Au has worked closely with various art groups, including the Hong Kong Philharmonic Orchestra, Hong Kong New Music Ensemble, Hong Kong University Philharmonic Orchestra, and HKU MUSE. Au is also engaged in conducting, often premiering his own works. In 2019, he led the premiere of his Korean Variations with the Hong Kong University Philharmonic Orchestra. In 2021, he conducted the Joint University Orchestra to bring Sibelius’ Finlandia. In 2023, he conducted the horn section of the Hong Kong Philharmonic Orchestra in the premiere of his chamber work, Lovers and the Love of the Stars. Recently, in March 2024, Au’s orchestral-choral composition Hark! The Midnight Bell Echoes was premiered by the Hong Kong Philharmonic Orchestra, Hong Kong Philharmonic Chorus, and HKU Chamber Singers, under the baton of Chloé Dufresne, with soprano Kenix Tsang serving as the reciter.



Heteroskedasticity II is a musical embodiment of the concept that art is a reinterpretation of real-world stochastic processes.

Our world is a complex tapestry of stochastic processes, evident in our societies and individual lives. The unpredictability of daily life manifest as randomness; events often unfold by chance and without a predictable pattern. Every aspect of life, from the trajectory of our careers to our marital plans, is essentially a stochastic process. While we can observe and estimate broad trends and macro patterns, precise predictions elude us due to this inherent randomness.

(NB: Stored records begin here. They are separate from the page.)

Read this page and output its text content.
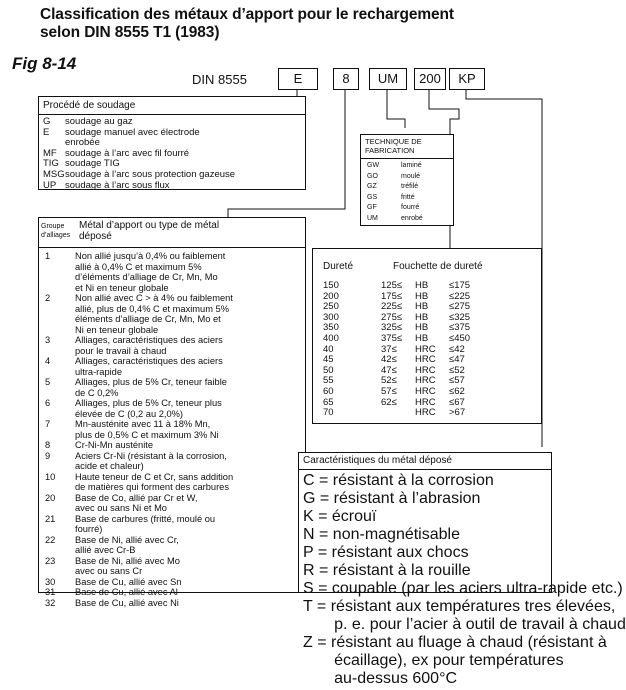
Classification des métaux d’apport pour le rechargement
selon DIN 8555 T1 (1983)
Fig 8-14
DIN 8555	E	8	UM	200	KP
Procédé de soudage
G	soudage au gaz
E	soudage manuel avec électrode
enrobée
MF soudage à l’arc avec fil fourré
TIG soudage TIG
MSG soudage à l’arc sous protection gazeuse
UP soudage à l’arc sous flux
TECHNIQUE DE
FABRICATION
GW	laminé
GO	moulé
GZ	tréfilé
GS	fritté
GF	fourré
UM	enrobé
Groupe
d’alliages
Métal d’apport ou type de métal
déposé
1	Non allié jusqu’à 0,4% ou faiblement
allié à 0,4% C et maximum 5%
d’éléments d’alliage de Cr, Mn, Mo
et Ni en teneur globale
2	Non allié avec C > à 4% ou faiblement
allié, plus de 0,4% C et maximum 5%
éléments d’alliage de Cr, Mn, Mo et
Ni en teneur globale
3	Alliages, caractéristiques des aciers
pour le travail à chaud
4	Alliages, caractéristiques des aciers
ultra-rapide
5	Alliages, plus de 5% Cr, teneur faible
de C 0,2%
6	Alliages, plus de 5% Cr, teneur plus
élevée de C (0,2 au 2,0%)
7	Mn-austénite avec 11 à 18% Mn,
plus de 0,5% C et maximum 3% Ni
8	Cr-Ni-Mn austénite
9	Aciers Cr-Ni (résistant à la corrosion,
acide et chaleur)
10	Haute teneur de C et Cr, sans addition
de matières qui forment des carbures
20	Base de Co, allié par Cr et W,
avec ou sans Ni et Mo
21	Base de carbures (fritté, moulé ou
fourré)
22	Base de Ni, allié avec Cr,
allié avec Cr-B
23	Base de Ni, allié avec Mo
avec ou sans Cr
30	Base de Cu, allié avec Sn
31	Base de Cu, allié avec Al
32	Base de Cu, allié avec Ni
Dureté	Fouchette de dureté
150	125≤	HB	≤175
200	175≤	HB	≤225
250	225≤	HB	≤275
300	275≤	HB	≤325
350	325≤	HB	≤375
400	375≤	HB	≤450
40	37≤	HRC	≤42
45	42≤	HRC	≤47
50	47≤	HRC	≤52
55	52≤	HRC	≤57
60	57≤	HRC	≤62
65	62≤	HRC	≤67
70		HRC	>67
Caractéristiques du métal déposé
C = résistant à la corrosion
G = résistant à l’abrasion
K = écrouï
N = non-magnétisable
P = résistant aux chocs
R = résistant à la rouille
S = coupable (par les aciers ultra-rapide etc.)
T = résistant aux températures tres élevées,
p. e. pour l’acier à outil de travail à chaud
Z = résistant au fluage à chaud (résistant à
écaillage), ex pour températures
au-dessus 600°C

Music exhibits striking similarities to stochastic processes. A musical composition, akin to fluctuations in stock prices or changes in macroeconomic indicators, can be analyzed as a time series or panel data. These phenomena evolve over time, displaying stochastic behaviors at a macro level while maintaining a dependency on their recent past. Their visual representations also bear resemblances.

Art, including music, can be viewed as our attempt to capture and reproduce parts of these stochastic processes that resonate with us. The genesis of art might better be understood as a process of subtraction, of selecting and reproducing moments of interest from the vast stochastic process of the existing world, rather than as an act of pure creation.